Set forth below is the text of an e-mail that I recently received from Bjorn Amundson, a Certified Financial Planner, followed by my response:
Thanks so much for all the work you do and your great calculators on your site!
I stumbled onto Shiller’s study probably 2 years ago. I was instantly struck with the huge implications it had for my work as a financial planner. Even better, I found out that someone had already gone and done all the legwork I imagined doing and creating the tools I had daydreamed about having!
I’ve been at too many places that love the 4-5% rule. The inherent contradiction in this rule (or trap) is that if you can spend 5% no matter what year you retire, then if the stock market goes up a lot, then you can “reset” your spending rate at this new 20% higher rate! So, spending goes up with the stock market returns, but…then …isn’t supposed to go down with it….
The next level of your calulators/ideas will be applying this across different markets as well. Imagine if Australia is at a PE10 of 9 while the US is at 25 or something. I’ve searched the web far and wide and have had a VERY difficult time coming up with international data…Do you know of any?
Also, I have spent a long time creating a formula that adjusts allocation according to the PE10 raio as well. It historically outperforms the market (no shocker)with less volitility. However, it doesn’t work in all decades and is primarily useful at the extreme margins.
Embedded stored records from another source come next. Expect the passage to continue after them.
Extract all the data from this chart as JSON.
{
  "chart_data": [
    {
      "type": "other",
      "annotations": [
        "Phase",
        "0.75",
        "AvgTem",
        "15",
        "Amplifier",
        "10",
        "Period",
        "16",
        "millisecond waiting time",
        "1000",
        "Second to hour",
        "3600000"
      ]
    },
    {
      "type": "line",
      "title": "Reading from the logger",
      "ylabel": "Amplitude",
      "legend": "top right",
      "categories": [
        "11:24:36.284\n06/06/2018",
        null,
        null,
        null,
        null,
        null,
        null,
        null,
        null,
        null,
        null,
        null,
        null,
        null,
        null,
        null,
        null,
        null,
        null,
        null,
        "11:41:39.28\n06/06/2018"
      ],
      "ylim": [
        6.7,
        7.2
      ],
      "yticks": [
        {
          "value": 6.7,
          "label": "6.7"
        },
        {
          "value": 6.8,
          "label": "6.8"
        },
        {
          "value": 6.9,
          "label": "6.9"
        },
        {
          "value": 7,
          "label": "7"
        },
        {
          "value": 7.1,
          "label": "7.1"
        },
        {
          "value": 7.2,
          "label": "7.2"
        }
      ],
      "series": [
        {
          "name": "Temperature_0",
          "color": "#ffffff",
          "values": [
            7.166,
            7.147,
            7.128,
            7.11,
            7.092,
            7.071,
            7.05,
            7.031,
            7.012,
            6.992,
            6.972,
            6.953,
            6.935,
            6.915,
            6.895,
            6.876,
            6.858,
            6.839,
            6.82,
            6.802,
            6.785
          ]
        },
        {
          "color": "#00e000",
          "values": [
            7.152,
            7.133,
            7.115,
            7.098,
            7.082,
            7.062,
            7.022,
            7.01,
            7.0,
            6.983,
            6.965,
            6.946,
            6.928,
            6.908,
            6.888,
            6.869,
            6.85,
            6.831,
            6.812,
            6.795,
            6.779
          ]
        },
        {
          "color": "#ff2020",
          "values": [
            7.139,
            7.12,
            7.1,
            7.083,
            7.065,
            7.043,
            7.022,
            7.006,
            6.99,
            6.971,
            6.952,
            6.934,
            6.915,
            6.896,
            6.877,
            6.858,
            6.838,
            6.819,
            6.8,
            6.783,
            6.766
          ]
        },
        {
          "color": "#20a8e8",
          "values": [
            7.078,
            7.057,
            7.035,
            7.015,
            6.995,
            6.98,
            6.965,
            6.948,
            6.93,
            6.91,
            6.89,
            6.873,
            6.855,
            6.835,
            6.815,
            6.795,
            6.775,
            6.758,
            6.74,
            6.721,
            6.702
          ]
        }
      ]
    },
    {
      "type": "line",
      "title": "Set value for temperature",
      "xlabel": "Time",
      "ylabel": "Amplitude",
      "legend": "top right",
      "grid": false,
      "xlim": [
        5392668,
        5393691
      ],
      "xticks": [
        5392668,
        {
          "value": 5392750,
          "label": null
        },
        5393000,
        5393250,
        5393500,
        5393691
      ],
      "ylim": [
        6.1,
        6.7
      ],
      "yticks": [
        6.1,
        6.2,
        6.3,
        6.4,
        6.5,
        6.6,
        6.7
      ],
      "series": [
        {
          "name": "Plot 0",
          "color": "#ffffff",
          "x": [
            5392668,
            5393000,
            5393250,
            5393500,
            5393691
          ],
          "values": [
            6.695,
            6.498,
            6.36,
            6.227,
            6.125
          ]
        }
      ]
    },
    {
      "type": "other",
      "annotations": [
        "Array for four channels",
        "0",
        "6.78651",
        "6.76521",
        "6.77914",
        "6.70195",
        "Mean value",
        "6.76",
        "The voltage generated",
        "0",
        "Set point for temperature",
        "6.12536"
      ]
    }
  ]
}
Anyways, thanks again and I’ll keep reading your stuff.
Thanks for your kind words and for your interest in my work.
There’s not a lot of international material. I believe that the problem is that a market needs to be stable for some time for predictions to work. This won’t work for emerging markets or for markets in dying economies. Chapter Six of Shiller’s “Irrational Exuberance” book is titled “New Eras and Bubbles Around the World.” That gives a bit of information about foreign markets but not a great deal.
Here are four links to discussion threads at the SWR Research Group board that make reference to international questions. It might be that you would come across some useful references by checking these out:
You are absolutely right about the logic flaw in having SWR resets go only in one direction. The insanity of this drives me crazy. There are lots of otherwise smart people who think it makes sense to proceed in this way, however.
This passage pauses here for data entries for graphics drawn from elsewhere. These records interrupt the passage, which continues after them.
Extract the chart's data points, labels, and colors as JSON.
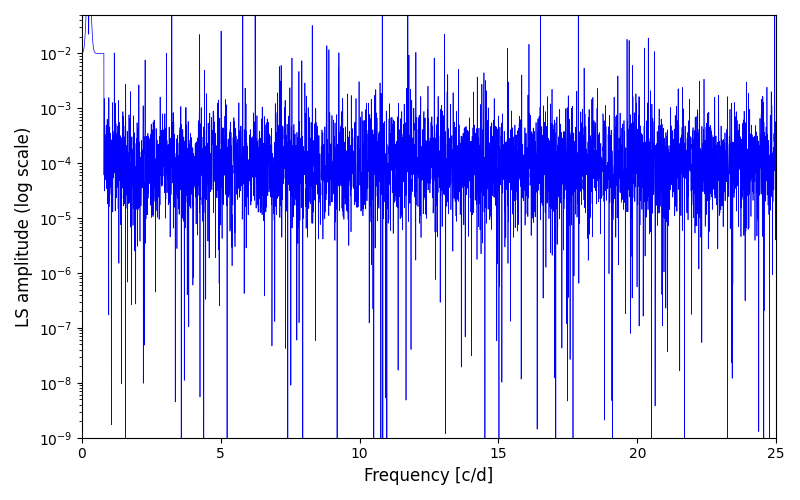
{
  "title": "",
  "xlabel": "Frequency [c/d]",
  "ylabel": "LS amplitude (log scale)",
  "line_color": "#0000ff",
  "xlim": [
    0,
    25
  ],
  "ylim": [
    1e-09,
    0.05
  ],
  "freq_min": 0.0,
  "freq_max": 25.0,
  "n_points": 5000,
  "seed": 7,
  "figsize": [
    8.0,
    5.0
  ],
  "dpi": 100,
  "linewidth": 0.5
}
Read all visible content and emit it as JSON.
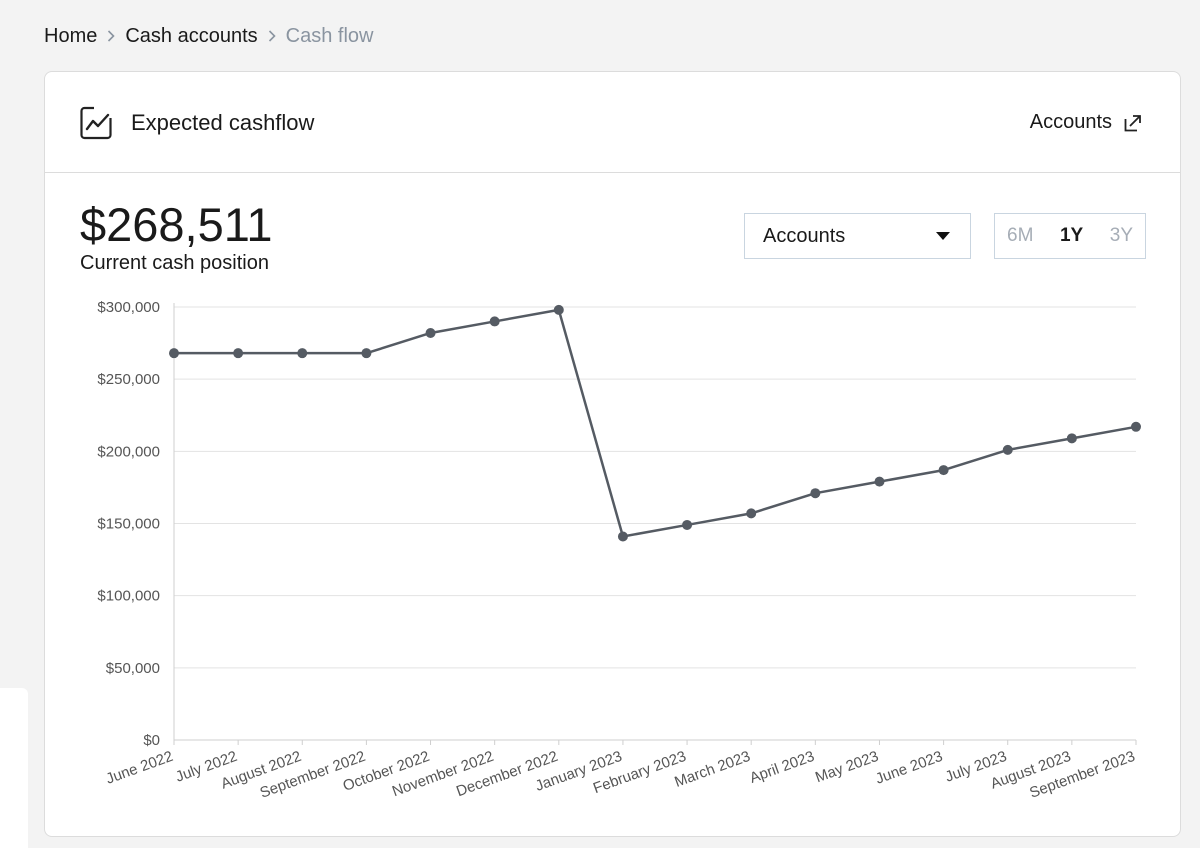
{
  "breadcrumb": {
    "items": [
      {
        "label": "Home"
      },
      {
        "label": "Cash accounts"
      }
    ],
    "current": "Cash flow"
  },
  "card": {
    "title": "Expected cashflow",
    "accounts_link": "Accounts",
    "icon": "line-chart-icon",
    "link_icon": "external-link-icon"
  },
  "summary": {
    "value": "$268,511",
    "label": "Current cash position"
  },
  "filters": {
    "account_select": "Accounts",
    "ranges": [
      "6M",
      "1Y",
      "3Y"
    ],
    "active_range": "1Y"
  },
  "colors": {
    "line": "#555b63",
    "grid": "#e3e3e3",
    "axis_text": "#555555",
    "range_inactive": "#a6adb6",
    "select_border": "#c9d5e0"
  },
  "chart_data": {
    "type": "line",
    "x": [
      "June 2022",
      "July 2022",
      "August 2022",
      "September 2022",
      "October 2022",
      "November 2022",
      "December 2022",
      "January 2023",
      "February 2023",
      "March 2023",
      "April 2023",
      "May 2023",
      "June 2023",
      "July 2023",
      "August 2023",
      "September 2023"
    ],
    "series": [
      {
        "values": [
          268000,
          268000,
          268000,
          268000,
          282000,
          290000,
          298000,
          141000,
          149000,
          157000,
          171000,
          179000,
          187000,
          201000,
          209000,
          217000
        ]
      }
    ],
    "y_ticks": [
      "$0",
      "$50,000",
      "$100,000",
      "$150,000",
      "$200,000",
      "$250,000",
      "$300,000"
    ],
    "ylim": [
      0,
      300000
    ],
    "grid": true
  }
}
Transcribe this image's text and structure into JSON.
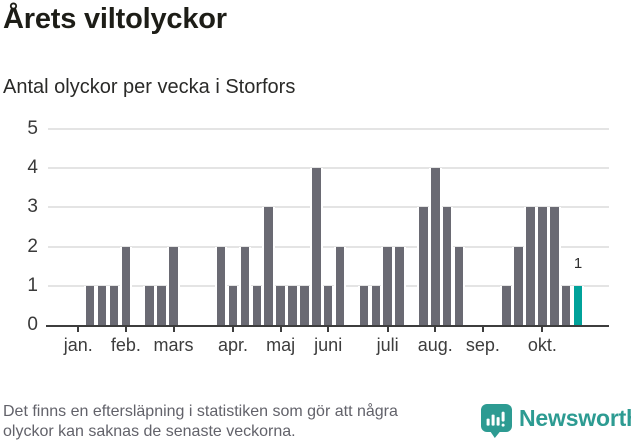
{
  "chart_data": {
    "type": "bar",
    "title": "Årets viltolyckor",
    "subtitle": "Antal olyckor per vecka i Storfors",
    "x_unit": "vecka",
    "values": [
      0,
      1,
      1,
      1,
      2,
      0,
      1,
      1,
      2,
      0,
      0,
      0,
      2,
      1,
      2,
      1,
      3,
      1,
      1,
      1,
      4,
      1,
      2,
      0,
      1,
      1,
      2,
      2,
      0,
      3,
      4,
      3,
      2,
      0,
      0,
      0,
      1,
      2,
      3,
      3,
      3,
      1,
      1
    ],
    "highlight_index": 42,
    "highlight_value_label": "1",
    "month_ticks": [
      {
        "label": "jan.",
        "slot": 0
      },
      {
        "label": "feb.",
        "slot": 4
      },
      {
        "label": "mars",
        "slot": 8
      },
      {
        "label": "apr.",
        "slot": 13
      },
      {
        "label": "maj",
        "slot": 17
      },
      {
        "label": "juni",
        "slot": 21
      },
      {
        "label": "juli",
        "slot": 26
      },
      {
        "label": "aug.",
        "slot": 30
      },
      {
        "label": "sep.",
        "slot": 34
      },
      {
        "label": "okt.",
        "slot": 39
      }
    ],
    "y_ticks": [
      0,
      1,
      2,
      3,
      4,
      5
    ],
    "ylim": [
      0,
      5
    ],
    "grid": true,
    "legend_position": "none",
    "colors": {
      "bar": "#6a6a73",
      "highlight": "#00a29a",
      "grid": "#e4e4e4",
      "axis": "#3d3d3d"
    }
  },
  "footer": {
    "note_lines": [
      "Det finns en eftersläpning i statistiken som gör att några",
      "olyckor kan saknas de senaste veckorna."
    ],
    "brand": "Newsworthy",
    "brand_color": "#2d9b92"
  }
}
John Walter Russell tested some switching formulas at his www.Early-Retirement-Planning-Insights.com site. It certainly can be a stimulating intellectual exercise to do this. However, I personally don’t think that all answers can ever be obtained from formulas. One problem is that the return available from super-safe asset classes is ever-changing. In some circumstances, it might be worth investing heavily in stocks selling at a certain P/E10 level and in other circumstances this would not be so. There are several different moving pieces in this puzzle. I certainly wish you the best of luck with your efforts in this regard, however, and would always be interested in knowing how things turn out.
Thanks for your feedback and questions. I hope that we will be back in touch from time to time.